Some progress is being made. New proposals for AI governance frameworks are emerging. Industry standards like NIST’s AI Risk Management Framework are starting to take shape. But these efforts move slowly. Meanwhile, the technology is moving fast.
A City of Agents: From Control to Coordination
It’s helpful to reframe how we think about the systems we’re securing.
In traditional enterprise security, the model looked like a building. There was one main door. You could guard it with authentication, monitor employees, contractors and visitors that entered and left, and place locks on every room. If someone broke in, you could trace what they did and where they went.
Agentic AI doesn’t live in a building. It lives in a city.
There are many buildings. Many doors. Roads going in and out. New arrivals and departures every day. Some residents are employees. Others are agents acting on behalf of users, partners, or suppliers. Some agents own tools. Others rent access from vendors you’ve never heard of. Data doesn’t just move between rooms. It moves between buildings, through pipes you didn’t design and APIs you didn’t write.
In a city, the challenge isn’t just who has a key. It’s who built the buildings, who owns the roads, and who enforces the laws. Security becomes a matter of zoning, permits, and coordinated infrastructure not just firewalls and patches.
And yet… every building still needs a lock.

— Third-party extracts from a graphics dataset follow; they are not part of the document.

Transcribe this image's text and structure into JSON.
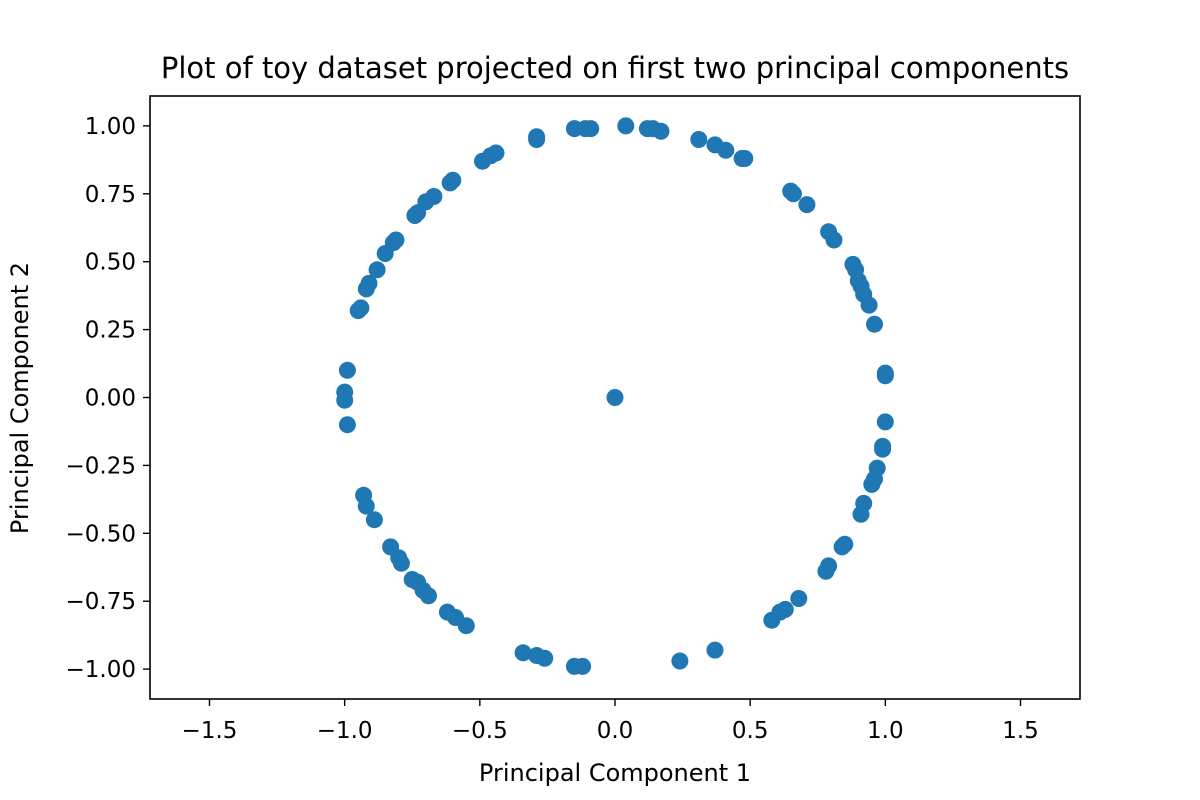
{
  "chart_data": {
    "type": "scatter",
    "title": "Plot of toy dataset projected on first two principal components",
    "xlabel": "Principal Component 1",
    "ylabel": "Principal Component 2",
    "xlim": [
      -1.72,
      1.72
    ],
    "ylim": [
      -1.11,
      1.11
    ],
    "xticks": [
      -1.5,
      -1.0,
      -0.5,
      0.0,
      0.5,
      1.0,
      1.5
    ],
    "xtick_labels": [
      "−1.5",
      "−1.0",
      "−0.5",
      "0.0",
      "0.5",
      "1.0",
      "1.5"
    ],
    "yticks": [
      1.0,
      0.75,
      0.5,
      0.25,
      0.0,
      -0.25,
      -0.5,
      -0.75,
      -1.0
    ],
    "ytick_labels": [
      "1.00",
      "0.75",
      "0.50",
      "0.25",
      "0.00",
      "−0.25",
      "−0.50",
      "−0.75",
      "−1.00"
    ],
    "grid": false,
    "marker_color": "#1f77b4",
    "series": [
      {
        "points": [
          [
            -0.29,
            0.96
          ],
          [
            -0.29,
            0.95
          ],
          [
            -0.15,
            0.99
          ],
          [
            -0.11,
            0.99
          ],
          [
            -0.09,
            0.99
          ],
          [
            0.04,
            1.0
          ],
          [
            0.12,
            0.99
          ],
          [
            0.14,
            0.99
          ],
          [
            0.17,
            0.98
          ],
          [
            0.31,
            0.95
          ],
          [
            0.37,
            0.93
          ],
          [
            0.41,
            0.91
          ],
          [
            0.47,
            0.88
          ],
          [
            0.48,
            0.88
          ],
          [
            -0.49,
            0.87
          ],
          [
            -0.46,
            0.89
          ],
          [
            -0.44,
            0.9
          ],
          [
            -0.6,
            0.8
          ],
          [
            -0.61,
            0.79
          ],
          [
            -0.67,
            0.74
          ],
          [
            -0.7,
            0.72
          ],
          [
            -0.73,
            0.68
          ],
          [
            -0.74,
            0.67
          ],
          [
            -0.81,
            0.58
          ],
          [
            -0.82,
            0.57
          ],
          [
            -0.85,
            0.53
          ],
          [
            -0.88,
            0.47
          ],
          [
            -0.91,
            0.42
          ],
          [
            -0.92,
            0.4
          ],
          [
            -0.94,
            0.33
          ],
          [
            -0.95,
            0.32
          ],
          [
            0.65,
            0.76
          ],
          [
            0.66,
            0.75
          ],
          [
            0.71,
            0.71
          ],
          [
            0.79,
            0.61
          ],
          [
            0.81,
            0.58
          ],
          [
            0.88,
            0.49
          ],
          [
            0.89,
            0.47
          ],
          [
            0.9,
            0.43
          ],
          [
            0.91,
            0.41
          ],
          [
            0.92,
            0.38
          ],
          [
            0.94,
            0.34
          ],
          [
            0.96,
            0.27
          ],
          [
            1.0,
            0.09
          ],
          [
            1.0,
            0.08
          ],
          [
            1.0,
            -0.09
          ],
          [
            -0.99,
            0.1
          ],
          [
            -1.0,
            0.02
          ],
          [
            -1.0,
            -0.01
          ],
          [
            -0.99,
            -0.1
          ],
          [
            0.0,
            0.0
          ],
          [
            0.99,
            -0.18
          ],
          [
            0.99,
            -0.19
          ],
          [
            0.97,
            -0.26
          ],
          [
            0.96,
            -0.3
          ],
          [
            0.95,
            -0.32
          ],
          [
            0.92,
            -0.39
          ],
          [
            0.91,
            -0.43
          ],
          [
            0.85,
            -0.54
          ],
          [
            0.84,
            -0.55
          ],
          [
            0.79,
            -0.62
          ],
          [
            0.78,
            -0.64
          ],
          [
            0.68,
            -0.74
          ],
          [
            0.63,
            -0.78
          ],
          [
            0.61,
            -0.79
          ],
          [
            0.58,
            -0.82
          ],
          [
            -0.93,
            -0.36
          ],
          [
            -0.92,
            -0.4
          ],
          [
            -0.89,
            -0.45
          ],
          [
            -0.83,
            -0.55
          ],
          [
            -0.8,
            -0.59
          ],
          [
            -0.79,
            -0.61
          ],
          [
            -0.75,
            -0.67
          ],
          [
            -0.73,
            -0.68
          ],
          [
            -0.71,
            -0.71
          ],
          [
            -0.69,
            -0.73
          ],
          [
            -0.62,
            -0.79
          ],
          [
            -0.59,
            -0.81
          ],
          [
            -0.55,
            -0.84
          ],
          [
            -0.34,
            -0.94
          ],
          [
            -0.29,
            -0.95
          ],
          [
            -0.26,
            -0.96
          ],
          [
            -0.15,
            -0.99
          ],
          [
            -0.12,
            -0.99
          ],
          [
            0.24,
            -0.97
          ],
          [
            0.37,
            -0.93
          ]
        ]
      }
    ]
  }
}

The fundamentals haven’t changed. Least privilege, secure by default, kill switches, audit logs, rollback states are all still essential. What’s changed is the scale, the complexity, and the number of actors involved.
What Comes Next
We need a new model of security that assumes agents will be present, active, and powerful. That means:
Verifiable Identity: Agents must prove who they represent and what they are authorized to do.
Transparent Incentives: We must know not just who owns the agent, but how they profit.
Trusted Governance: Standards must emerge to track, test, and certify agent behavior, not just code.
Agentic AI can deliver massive gains in productivity, decision speed, and personalization. But with those benefits come real risks. This isn’t a different kind of security problem. It’s the same one but at a scale we’ve never seen before.
The city is already being built. Now we have to secure it.